I’ve never met Kevin Pittsnogle, the center for West Virginia’s men’s basketball team. The closest I’ve been to the tattoo-covered human tapestry with the scrappy goatee and Dumbo-esque ears is watching the Mountaineers play on TV from my couch. But, I have seen his wedding photos. And believe me, if a woman standing on the single end of the aisle can talk herself into sashaying towards a 6-11 giant wearing a white top hat and tails with a purple shirt and tie underneath, it must be love.
This is one manifestation of my obsession with college basketball. Need more proof? I’m one of the March-Madness infected nuts that have seen the rap videos LSU’s Glen “Big Baby” Davis made in middle school.
Now, it may seem like I’m coming dangerously close to becoming an arrest-worthy fanatic rather than an enthusiastic fan. But I’m not, I swear – I’m just lucky enough to live in a modern-day utopia where the worlds of sports and the Internet have melded to create a bottomless pit of news, statistics, updates, blogs, rankings, columns, previews, profiles, histories, fan rants, rumors, analysis, photos, brackets, databases and everything and anything else I could possibly want, need or imagine to feed my sports hunger.
These delightful tidbits from Pittsnogle’s and Davis’ pasts were two of my favorite moments from the NCAA championship tournament blog kept on SI.com by Luke Winn. However, the blog was more than just home videos and links to Webshots albums; Winn provided statistical analysis before each of the games from the Elite Eight on – including tempo and efficiency stats courtesy of kenpom.com, another website that appeases my addiction for more, more, and MORE knowledge about college hoops.
Pick your poison – basketball, baseball, football, hockey – for each sport and every league, there’s more information out there than we know what to do with. And even though it’s physically impossible for me to find and consume it all, that hasn’t stopped me from trying. It’s reached the point where I go through withdrawal when I’m cut off from ESPN.com for more than six hours. I’m not kidding – I drove from Ithaca to Boston last Friday, and by the time I hit the New York-Massachusetts border, the muscle in my left eyelid was twitching uncontrollably and I had a craving for sweets.
Forget George Plimpton, the classic wordsmith and pioneering sports journalist. Even Ralph Wiley and Hunter S. Thompson made the switch to espn.com’s Page 2 in the advanced stages of their careers. And they’re the actual journalists. It’s become common, and even fashionable, for the most devoted fans to turn their obsessions into professions. In the March 27 issue of Sports Illustrated, an article about the electronic revolution featured a profile of Aaron Gleeman, a Minnesota Twins aficionado who founded a self-titled website on which he posts 5,000 to 10,000 words a day covering all aspects of his hometown team. “I write almost entirely from bed,” Gleeman told SI. And the college dropout is a success – his site gets 2,500 hits a day.
As a college student, I’m especially vulnerable to the plethora of sports information on the Internet. It’s a wonderful way to procrastinate, and I won’t lie – although I hope my mother’s not reading this – I missed a class in March because I was reading up on the George Mason team. Come on, the greatest Cinderella story of my lifetime or another PowerPoint lecture? No contest.

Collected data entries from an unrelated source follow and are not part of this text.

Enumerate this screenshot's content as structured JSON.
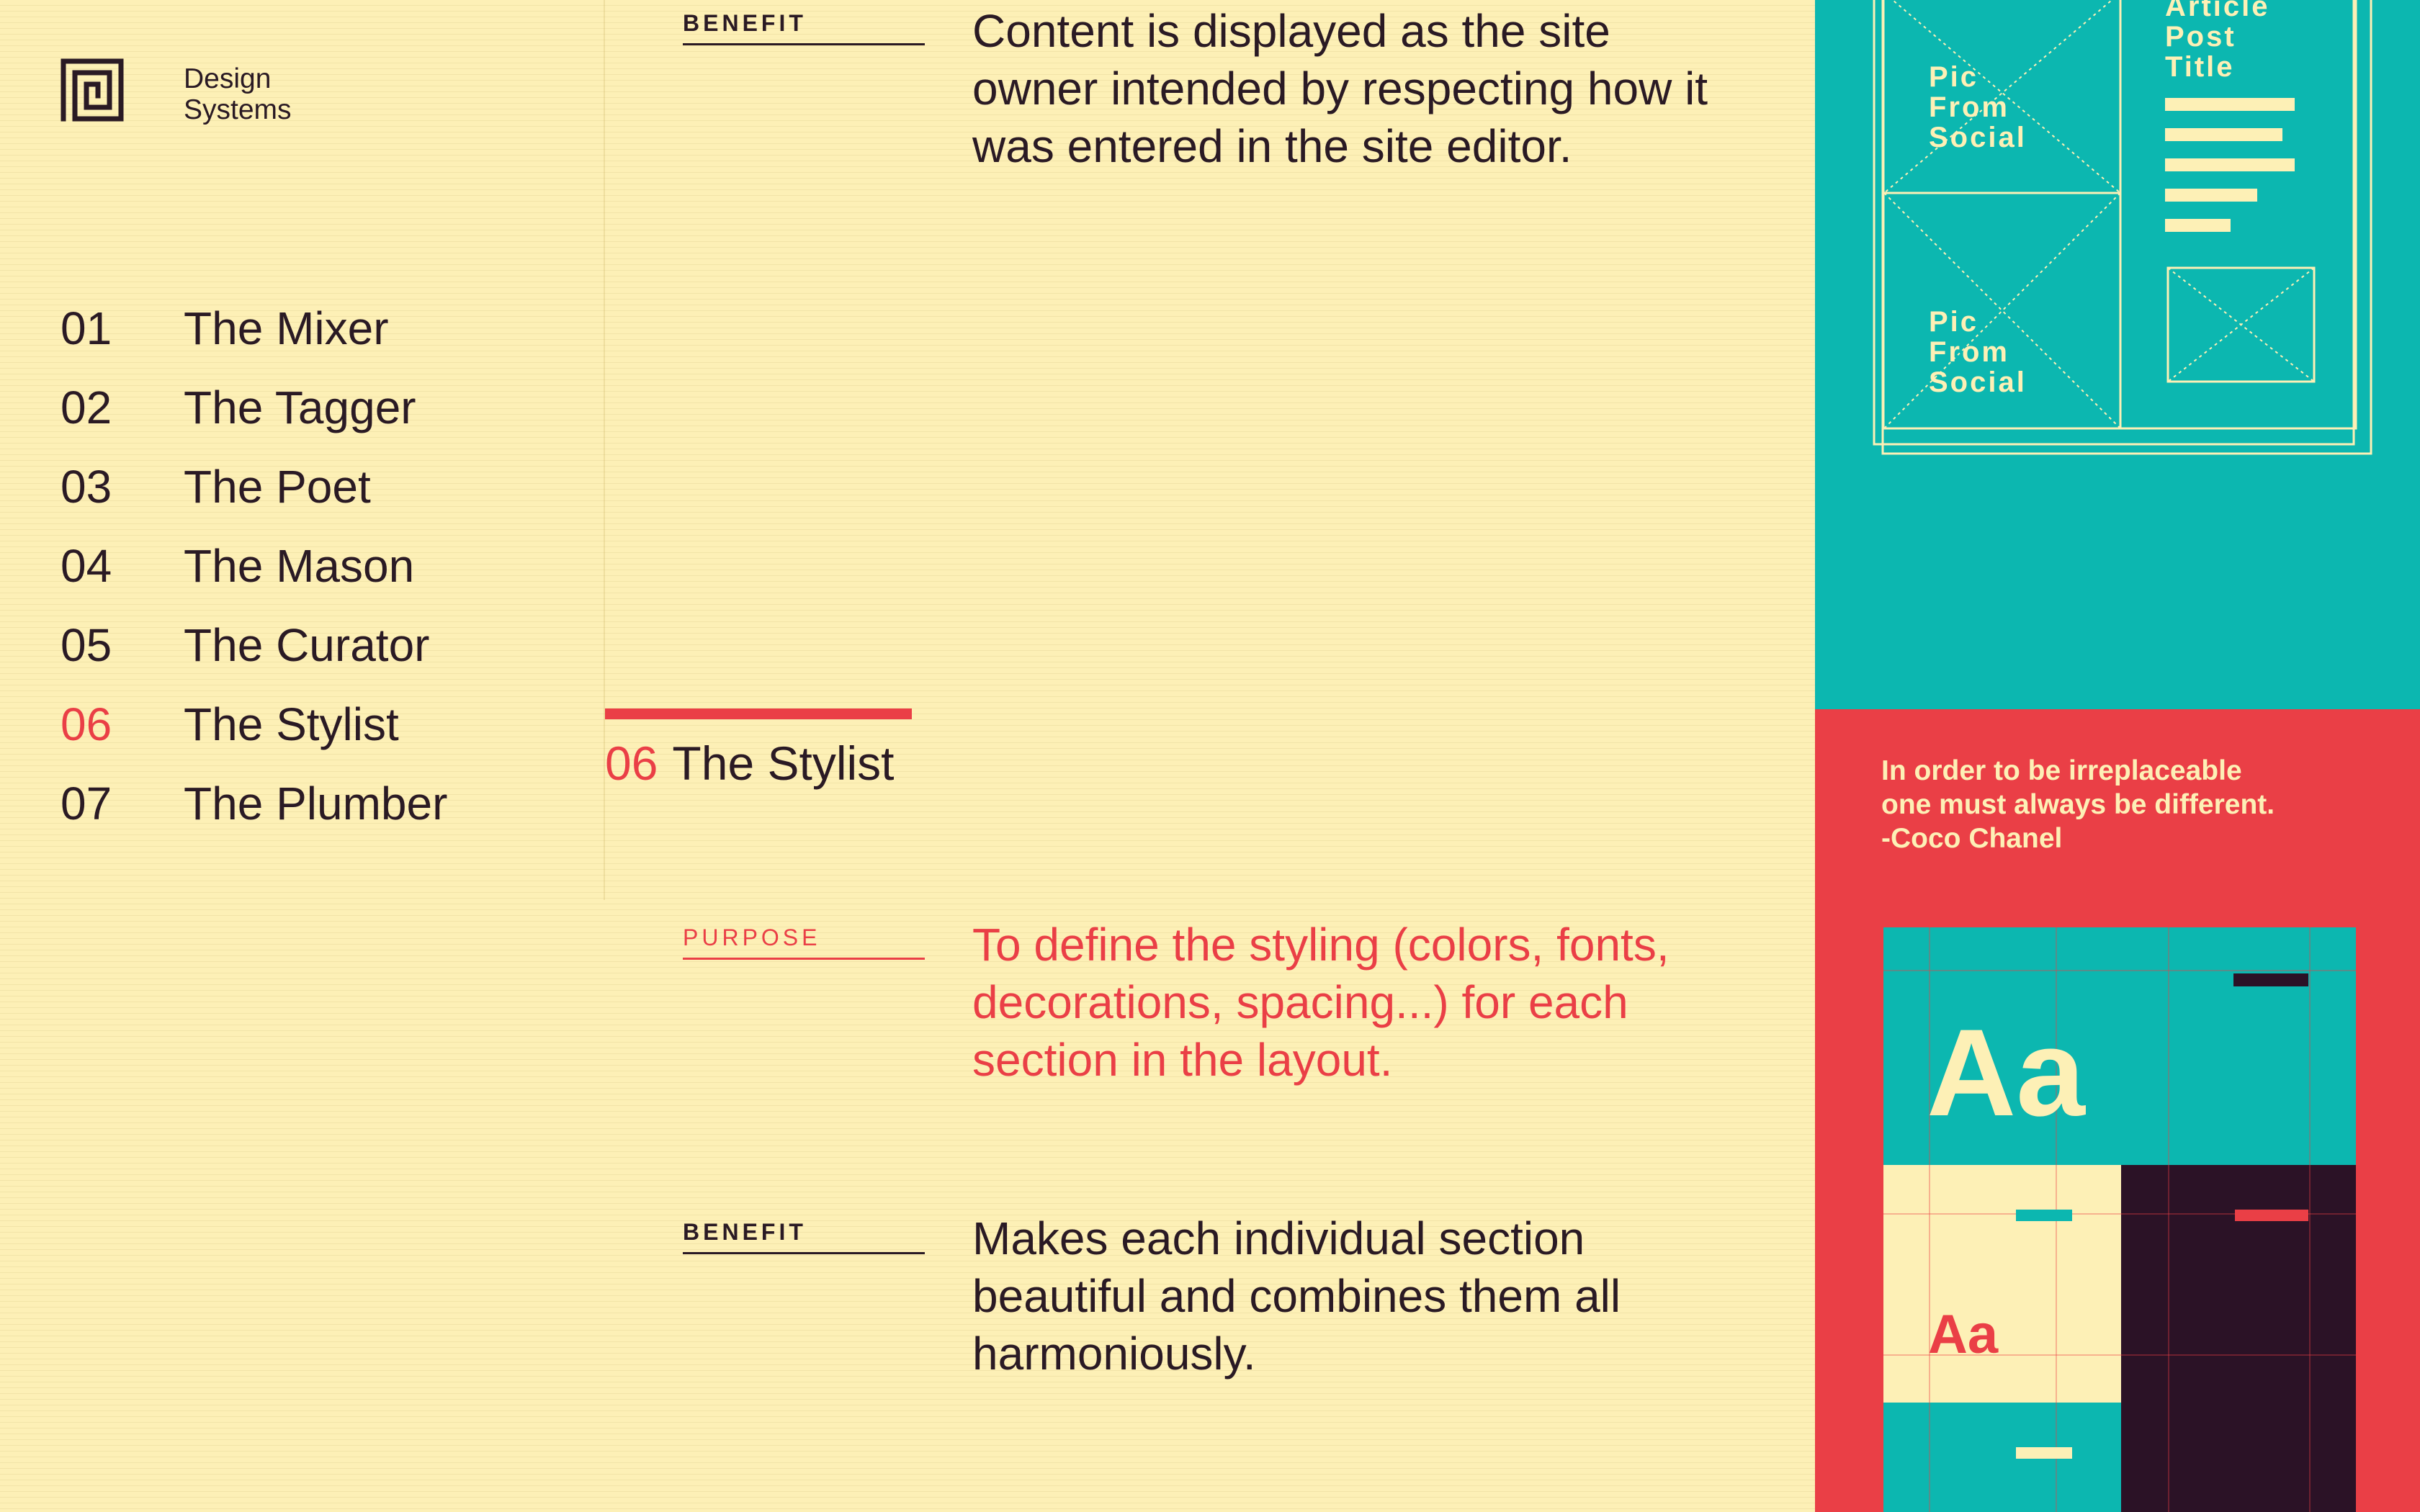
{
  "brand": {
    "line1": "Design",
    "line2": "Systems"
  },
  "nav": [
    {
      "num": "01",
      "label": "The Mixer"
    },
    {
      "num": "02",
      "label": "The Tagger"
    },
    {
      "num": "03",
      "label": "The Poet"
    },
    {
      "num": "04",
      "label": "The Mason"
    },
    {
      "num": "05",
      "label": "The Curator"
    },
    {
      "num": "06",
      "label": "The Stylist",
      "active": true
    },
    {
      "num": "07",
      "label": "The Plumber"
    }
  ],
  "top_block": {
    "label": "BENEFIT",
    "text": "Content is displayed as the site owner intended by respecting how it was entered in the site editor."
  },
  "section": {
    "num": "06",
    "title": "The Stylist"
  },
  "purpose": {
    "label": "PURPOSE",
    "text": "To define the styling (colors, fonts, decorations, spacing...) for each section in the layout."
  },
  "benefit": {
    "label": "BENEFIT",
    "text": "Makes each individual section beautiful and combines them all harmoniously."
  },
  "wireframe": {
    "pic_label_1": [
      "Pic",
      "From",
      "Social"
    ],
    "pic_label_2": [
      "Pic",
      "From",
      "Social"
    ],
    "article_label": [
      "Article",
      "Post",
      "Title"
    ]
  },
  "quote": {
    "line1": "In order to be irreplaceable",
    "line2": "one must always be different.",
    "line3": "-Coco Chanel"
  },
  "type_samples": {
    "large": "Aa",
    "small": "Aa"
  },
  "colors": {
    "background": "#fdf0b6",
    "ink": "#2a1a24",
    "accent_red": "#ea3f46",
    "teal": "#0cb7b0",
    "dark_plum": "#2b1226"
  }
}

Maybe it’s a phase. Bill Simmons (a.k.a. The Sports Guy, a.k.a. The Guy Every College Sportswriter Wants To Be) started his online career with his own website and moved on to espn.com’s Page 2. He’s made a career out of staying away from the media hordes seeking exclusive interviews, instead writing from a fan’s perspective. He’s the prophet of a new sports religion – where observation, opinion, and statistics you can formulate from your own couch are enough to prompt fans to pen miles of blogged Internet gospel. He told SI he has about 18 to 20 months left before he wears out his welcome and steps down. If and when he retires, he’ll leave behind devastated fans (including me) and a loud, raucous multitude that can type upwards of 80 words per minute eager to fill the void with blogs of their own. The broadbands, airwaves – however this new-fangled technology works – are filled with fans who fancy themselves experts and are sending thousands of words into cyberspace by the hour for consumption by the giddy masses of sports fans on the hunt for every scoop and scrap of rumor.
Social scientists used to worry that America’s youngsters were watching too much TV. I’d hazard a guess that the research projects down the road will tell parents to worry that their kids are too plugged in. And before you judge me, ask yourself this – when was the last time you logged on to elynah.com?
Olivia Dwyer is the Sun Sports Editor. Forever Wild will appear every other Thursday this semester.